Эге. А приказ двести? спохватывается Мыкола.
Мы улыбаемся.
Приказ двести расстрел на месте{2}. Так, что ли, и писать? смеюсь я.
Нет, нет, тут и есть самая главная политика. Пиши, диктует Мыкола, «не забуваты, що наша сыла в народе. И его любови до нас. Правильный подход к народу тут и есть увесь толк, уся политика»... Ну, а дальше давай: «Приказ довести...»
Приказ объявить всему личному составу, формулирует последнюю фразу Войцехович и ставит подписи. [51]
Затем начальник штаба садится за пишущую машинку, а мы с Мыколой идем в роту.
В штабной роте собрались участники самодеятельности, которые за эти недели отдыха подготовили новую программу. Верховодил всем и чудил Дорофеев, прозванный почему-то Гришкой-циркачом. Была у Дорофеева еще и вторая кличка Гришка-ленинградец. Но тою пользовались всерьез в боевой обстановке, а сейчас, на отдыхе, его звали больше Циркачом. Он возглавлял «организацию чудаков», как именовали себя участники этого партизанского ансамбля музыкантов, певцов и веселых балагуров.
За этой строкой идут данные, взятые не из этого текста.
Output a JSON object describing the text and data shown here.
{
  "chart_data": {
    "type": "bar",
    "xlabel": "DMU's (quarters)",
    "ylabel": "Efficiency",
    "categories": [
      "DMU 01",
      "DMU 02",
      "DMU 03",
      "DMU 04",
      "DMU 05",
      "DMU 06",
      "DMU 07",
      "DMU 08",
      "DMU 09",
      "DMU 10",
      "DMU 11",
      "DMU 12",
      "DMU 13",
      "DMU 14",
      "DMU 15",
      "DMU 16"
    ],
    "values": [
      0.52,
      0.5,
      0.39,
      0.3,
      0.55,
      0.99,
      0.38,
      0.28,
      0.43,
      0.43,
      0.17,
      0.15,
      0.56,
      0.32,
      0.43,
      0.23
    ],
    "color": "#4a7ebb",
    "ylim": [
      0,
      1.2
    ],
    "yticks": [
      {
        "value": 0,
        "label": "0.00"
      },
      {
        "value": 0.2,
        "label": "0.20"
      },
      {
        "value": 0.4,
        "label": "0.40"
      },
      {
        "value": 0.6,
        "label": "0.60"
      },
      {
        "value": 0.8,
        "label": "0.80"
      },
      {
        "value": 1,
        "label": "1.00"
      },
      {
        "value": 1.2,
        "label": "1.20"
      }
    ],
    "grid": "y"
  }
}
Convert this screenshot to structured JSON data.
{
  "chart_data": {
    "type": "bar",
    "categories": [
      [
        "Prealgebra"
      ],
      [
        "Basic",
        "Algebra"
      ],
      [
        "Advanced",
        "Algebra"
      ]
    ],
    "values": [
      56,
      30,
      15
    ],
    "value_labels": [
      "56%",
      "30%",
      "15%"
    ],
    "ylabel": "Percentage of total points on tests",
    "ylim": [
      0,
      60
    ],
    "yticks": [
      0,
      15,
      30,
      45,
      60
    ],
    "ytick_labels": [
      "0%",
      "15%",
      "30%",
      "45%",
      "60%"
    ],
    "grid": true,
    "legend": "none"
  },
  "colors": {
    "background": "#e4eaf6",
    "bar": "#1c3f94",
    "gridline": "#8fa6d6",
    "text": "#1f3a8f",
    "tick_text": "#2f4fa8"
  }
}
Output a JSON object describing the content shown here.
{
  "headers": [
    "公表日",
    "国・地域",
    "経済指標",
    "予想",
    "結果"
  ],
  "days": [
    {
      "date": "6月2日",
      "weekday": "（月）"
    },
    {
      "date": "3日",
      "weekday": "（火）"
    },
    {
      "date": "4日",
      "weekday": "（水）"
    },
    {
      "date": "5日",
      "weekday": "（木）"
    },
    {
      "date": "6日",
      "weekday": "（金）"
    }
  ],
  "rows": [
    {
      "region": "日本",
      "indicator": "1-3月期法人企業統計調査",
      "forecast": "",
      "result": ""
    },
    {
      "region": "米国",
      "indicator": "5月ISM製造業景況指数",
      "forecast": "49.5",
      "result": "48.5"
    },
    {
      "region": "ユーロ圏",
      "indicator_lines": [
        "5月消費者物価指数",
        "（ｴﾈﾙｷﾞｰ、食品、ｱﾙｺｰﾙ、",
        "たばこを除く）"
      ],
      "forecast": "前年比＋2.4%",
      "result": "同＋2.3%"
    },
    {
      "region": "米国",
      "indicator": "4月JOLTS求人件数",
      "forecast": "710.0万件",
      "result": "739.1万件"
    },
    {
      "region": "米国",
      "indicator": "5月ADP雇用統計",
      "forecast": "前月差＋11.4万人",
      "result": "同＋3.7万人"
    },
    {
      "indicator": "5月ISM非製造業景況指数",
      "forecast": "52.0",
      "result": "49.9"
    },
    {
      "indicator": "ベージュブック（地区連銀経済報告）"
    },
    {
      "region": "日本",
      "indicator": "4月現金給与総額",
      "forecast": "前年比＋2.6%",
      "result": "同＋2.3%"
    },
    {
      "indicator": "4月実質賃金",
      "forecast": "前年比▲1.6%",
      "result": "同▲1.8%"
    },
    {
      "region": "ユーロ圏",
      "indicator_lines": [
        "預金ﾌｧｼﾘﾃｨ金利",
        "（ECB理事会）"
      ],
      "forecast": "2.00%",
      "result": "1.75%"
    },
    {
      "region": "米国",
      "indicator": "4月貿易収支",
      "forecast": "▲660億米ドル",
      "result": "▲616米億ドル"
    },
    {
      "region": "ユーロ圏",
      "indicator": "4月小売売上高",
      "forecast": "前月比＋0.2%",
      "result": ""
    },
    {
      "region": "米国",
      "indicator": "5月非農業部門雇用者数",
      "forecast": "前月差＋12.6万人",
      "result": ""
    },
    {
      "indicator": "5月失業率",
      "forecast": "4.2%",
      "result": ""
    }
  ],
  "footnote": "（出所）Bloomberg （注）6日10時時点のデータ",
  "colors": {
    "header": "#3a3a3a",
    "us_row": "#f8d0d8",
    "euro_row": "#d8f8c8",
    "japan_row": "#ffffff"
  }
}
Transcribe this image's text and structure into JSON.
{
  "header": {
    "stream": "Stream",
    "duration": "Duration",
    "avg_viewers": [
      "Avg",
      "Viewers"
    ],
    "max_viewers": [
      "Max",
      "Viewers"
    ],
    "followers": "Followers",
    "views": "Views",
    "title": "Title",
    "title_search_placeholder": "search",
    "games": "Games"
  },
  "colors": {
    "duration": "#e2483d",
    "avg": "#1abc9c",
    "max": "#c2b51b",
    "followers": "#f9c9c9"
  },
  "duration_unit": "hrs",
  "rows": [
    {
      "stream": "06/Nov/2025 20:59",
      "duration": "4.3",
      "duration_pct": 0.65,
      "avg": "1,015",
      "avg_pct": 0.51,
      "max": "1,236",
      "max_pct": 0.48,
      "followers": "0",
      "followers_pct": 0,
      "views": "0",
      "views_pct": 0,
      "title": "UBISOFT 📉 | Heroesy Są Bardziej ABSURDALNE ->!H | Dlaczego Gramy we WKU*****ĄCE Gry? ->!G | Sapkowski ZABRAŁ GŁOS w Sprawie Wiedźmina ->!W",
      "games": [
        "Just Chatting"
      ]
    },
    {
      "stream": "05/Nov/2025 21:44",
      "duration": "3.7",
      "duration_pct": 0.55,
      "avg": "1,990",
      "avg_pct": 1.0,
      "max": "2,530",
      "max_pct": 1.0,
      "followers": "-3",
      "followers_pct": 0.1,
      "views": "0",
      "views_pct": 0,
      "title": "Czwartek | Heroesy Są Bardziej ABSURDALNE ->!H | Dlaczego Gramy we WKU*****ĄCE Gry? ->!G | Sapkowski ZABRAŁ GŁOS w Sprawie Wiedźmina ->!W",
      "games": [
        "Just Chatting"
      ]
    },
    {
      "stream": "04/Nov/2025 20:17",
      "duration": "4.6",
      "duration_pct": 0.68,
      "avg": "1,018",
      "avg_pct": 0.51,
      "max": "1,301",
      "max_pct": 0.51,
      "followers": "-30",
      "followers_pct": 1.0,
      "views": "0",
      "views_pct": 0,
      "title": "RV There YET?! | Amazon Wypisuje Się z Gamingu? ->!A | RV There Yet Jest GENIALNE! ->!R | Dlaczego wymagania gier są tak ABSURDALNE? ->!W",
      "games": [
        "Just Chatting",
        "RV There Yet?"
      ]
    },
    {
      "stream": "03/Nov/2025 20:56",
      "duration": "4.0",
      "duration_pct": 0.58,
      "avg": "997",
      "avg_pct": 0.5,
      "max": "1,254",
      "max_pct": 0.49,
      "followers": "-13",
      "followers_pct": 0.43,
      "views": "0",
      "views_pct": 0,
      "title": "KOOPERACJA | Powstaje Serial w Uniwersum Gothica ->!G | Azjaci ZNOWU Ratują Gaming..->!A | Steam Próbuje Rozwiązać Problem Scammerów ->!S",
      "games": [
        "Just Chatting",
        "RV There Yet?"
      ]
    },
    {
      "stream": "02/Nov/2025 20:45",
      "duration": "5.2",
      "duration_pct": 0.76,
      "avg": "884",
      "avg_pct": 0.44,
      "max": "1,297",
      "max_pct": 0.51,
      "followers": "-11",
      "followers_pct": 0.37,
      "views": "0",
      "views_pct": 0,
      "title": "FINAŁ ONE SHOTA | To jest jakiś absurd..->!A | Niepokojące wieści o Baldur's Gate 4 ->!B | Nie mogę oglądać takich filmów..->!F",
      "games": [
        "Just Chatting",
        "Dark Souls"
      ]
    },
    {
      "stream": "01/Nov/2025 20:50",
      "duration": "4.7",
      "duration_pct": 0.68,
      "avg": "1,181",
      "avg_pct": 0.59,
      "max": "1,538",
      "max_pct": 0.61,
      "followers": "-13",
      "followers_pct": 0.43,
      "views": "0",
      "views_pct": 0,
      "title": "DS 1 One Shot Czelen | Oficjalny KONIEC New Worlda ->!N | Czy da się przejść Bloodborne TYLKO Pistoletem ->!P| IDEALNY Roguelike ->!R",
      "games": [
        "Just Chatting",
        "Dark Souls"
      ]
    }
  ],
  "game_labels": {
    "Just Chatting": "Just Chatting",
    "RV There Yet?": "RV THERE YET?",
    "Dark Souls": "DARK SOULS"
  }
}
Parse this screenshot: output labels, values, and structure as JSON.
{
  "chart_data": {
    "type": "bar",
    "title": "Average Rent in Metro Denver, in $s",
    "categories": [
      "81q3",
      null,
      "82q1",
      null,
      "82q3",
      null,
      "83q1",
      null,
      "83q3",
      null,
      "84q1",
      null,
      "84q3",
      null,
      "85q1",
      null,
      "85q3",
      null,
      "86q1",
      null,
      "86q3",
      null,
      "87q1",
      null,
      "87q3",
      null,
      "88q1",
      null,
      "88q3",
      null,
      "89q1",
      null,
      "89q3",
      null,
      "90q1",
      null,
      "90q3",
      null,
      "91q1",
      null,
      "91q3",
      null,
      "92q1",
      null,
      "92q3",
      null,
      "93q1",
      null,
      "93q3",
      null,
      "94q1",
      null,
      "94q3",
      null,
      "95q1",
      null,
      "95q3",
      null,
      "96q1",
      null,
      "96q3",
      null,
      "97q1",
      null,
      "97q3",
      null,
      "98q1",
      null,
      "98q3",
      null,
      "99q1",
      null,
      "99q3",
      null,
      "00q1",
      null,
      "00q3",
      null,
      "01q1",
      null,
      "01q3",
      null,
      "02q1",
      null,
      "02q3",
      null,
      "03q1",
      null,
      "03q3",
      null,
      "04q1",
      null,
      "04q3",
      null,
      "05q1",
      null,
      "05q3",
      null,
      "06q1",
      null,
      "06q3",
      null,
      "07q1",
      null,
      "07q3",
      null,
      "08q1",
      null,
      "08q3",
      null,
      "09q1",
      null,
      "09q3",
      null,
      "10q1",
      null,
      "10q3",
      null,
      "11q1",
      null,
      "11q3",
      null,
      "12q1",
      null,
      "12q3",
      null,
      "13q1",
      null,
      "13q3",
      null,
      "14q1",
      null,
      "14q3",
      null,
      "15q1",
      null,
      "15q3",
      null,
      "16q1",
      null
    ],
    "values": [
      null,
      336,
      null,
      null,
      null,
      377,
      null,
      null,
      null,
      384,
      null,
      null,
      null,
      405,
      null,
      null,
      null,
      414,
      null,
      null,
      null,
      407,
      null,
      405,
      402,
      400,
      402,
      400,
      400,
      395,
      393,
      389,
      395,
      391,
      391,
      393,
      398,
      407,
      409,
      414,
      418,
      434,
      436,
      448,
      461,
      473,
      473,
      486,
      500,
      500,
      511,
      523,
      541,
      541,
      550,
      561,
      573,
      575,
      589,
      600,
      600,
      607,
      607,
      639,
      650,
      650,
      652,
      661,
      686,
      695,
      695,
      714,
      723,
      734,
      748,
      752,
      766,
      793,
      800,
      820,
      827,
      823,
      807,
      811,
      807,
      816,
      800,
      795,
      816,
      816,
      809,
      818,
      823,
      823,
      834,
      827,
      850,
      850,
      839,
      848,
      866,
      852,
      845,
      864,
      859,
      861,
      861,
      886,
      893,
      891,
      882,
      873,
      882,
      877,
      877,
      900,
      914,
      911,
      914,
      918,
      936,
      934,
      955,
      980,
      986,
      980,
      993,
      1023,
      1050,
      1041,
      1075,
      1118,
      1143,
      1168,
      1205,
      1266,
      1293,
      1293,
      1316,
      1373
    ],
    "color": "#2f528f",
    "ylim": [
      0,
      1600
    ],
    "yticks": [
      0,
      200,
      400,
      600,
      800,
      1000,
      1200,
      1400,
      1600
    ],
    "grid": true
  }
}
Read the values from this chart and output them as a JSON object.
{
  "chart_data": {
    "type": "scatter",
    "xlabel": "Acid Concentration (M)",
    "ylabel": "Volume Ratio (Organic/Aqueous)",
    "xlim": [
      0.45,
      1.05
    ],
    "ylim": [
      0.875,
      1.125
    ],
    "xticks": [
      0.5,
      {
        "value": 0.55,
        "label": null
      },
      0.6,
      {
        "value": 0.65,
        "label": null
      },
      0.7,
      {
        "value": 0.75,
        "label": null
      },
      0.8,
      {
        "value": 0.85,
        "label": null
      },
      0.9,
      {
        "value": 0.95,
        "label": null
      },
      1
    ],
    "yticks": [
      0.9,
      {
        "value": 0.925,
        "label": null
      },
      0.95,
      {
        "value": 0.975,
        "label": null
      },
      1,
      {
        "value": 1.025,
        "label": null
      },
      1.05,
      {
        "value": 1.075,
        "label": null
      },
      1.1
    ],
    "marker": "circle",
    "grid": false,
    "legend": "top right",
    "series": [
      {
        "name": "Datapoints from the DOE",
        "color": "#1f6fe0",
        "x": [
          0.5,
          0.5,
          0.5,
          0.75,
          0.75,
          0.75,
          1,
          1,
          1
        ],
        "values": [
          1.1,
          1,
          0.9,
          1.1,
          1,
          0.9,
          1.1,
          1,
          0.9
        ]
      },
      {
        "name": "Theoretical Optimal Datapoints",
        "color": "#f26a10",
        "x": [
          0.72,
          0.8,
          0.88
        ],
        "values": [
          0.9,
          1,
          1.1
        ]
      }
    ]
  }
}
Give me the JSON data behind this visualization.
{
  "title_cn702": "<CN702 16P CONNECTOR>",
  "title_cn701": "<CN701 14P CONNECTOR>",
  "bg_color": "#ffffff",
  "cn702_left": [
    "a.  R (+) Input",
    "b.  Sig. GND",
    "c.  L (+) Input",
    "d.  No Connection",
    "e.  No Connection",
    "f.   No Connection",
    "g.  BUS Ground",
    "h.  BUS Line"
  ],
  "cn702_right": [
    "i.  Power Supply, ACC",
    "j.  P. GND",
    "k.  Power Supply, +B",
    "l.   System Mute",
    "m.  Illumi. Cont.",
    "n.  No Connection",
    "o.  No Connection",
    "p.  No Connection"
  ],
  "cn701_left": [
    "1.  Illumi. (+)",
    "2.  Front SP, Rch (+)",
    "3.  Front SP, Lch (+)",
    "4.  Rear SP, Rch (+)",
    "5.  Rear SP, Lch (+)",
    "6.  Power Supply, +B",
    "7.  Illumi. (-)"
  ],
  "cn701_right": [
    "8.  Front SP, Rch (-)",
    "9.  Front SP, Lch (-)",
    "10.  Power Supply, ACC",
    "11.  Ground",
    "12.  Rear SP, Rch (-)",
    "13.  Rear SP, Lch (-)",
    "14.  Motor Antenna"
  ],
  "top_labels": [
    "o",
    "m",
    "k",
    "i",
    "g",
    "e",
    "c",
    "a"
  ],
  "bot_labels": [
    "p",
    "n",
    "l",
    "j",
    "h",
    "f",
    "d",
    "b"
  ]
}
Терпеливо высидев более часа в душной хате, где на каких-то самодельных подмостках, напоминавших полати, Дорофеев выделывал сложные акробатические номера, я в перерыве вышел на улицу. Сразу окунулся в звездную морозную тишину и тревожно стал вслушиваться в далекий, смягченный ватой лесных далей грохот канонады.
«Видимо, перешел в наступление правый фланг Первого Украинского фронта. Надо срочно вырываться вперед. Чтобы не очутиться в тылу у своих».
Красная Армия вроде... А? говорю я подошедшему начштаба.
Остановившись, рядом, Вася тоже прислушивается к канонаде:
Наступают?
Не иначе.
Еще раз прикинули, когда можно двинуть вперед наши батальоны, и твердо решили начать движение на северо-запад утром пятого января.
Начштаба уходит в хату, где размещен штаб, и через минуту там ярче загорается огонь. Верный друг и помощник мой склонился над бумагами. Задумавшись, иду дальше по улице, мимо часовых и конных патрулей, машинально вполголоса отзываюсь на их оклики.
Село набито партизанами до отказа. Одних новичков прибыло больше сотни. В хате, где неделю назад квартировал один Ковпак, кроме меня, размещено еще человек шесть из вновь прибывших через «фронтовые ворота».
Когда я вернулся, почти все уже были в сборе: вечеринка, устроенная «организацией чудаков», закончилась. [52]
Заберуеь-ка я на печку, говорю сидящим у стола товарищам. Давно хотелось отогреться.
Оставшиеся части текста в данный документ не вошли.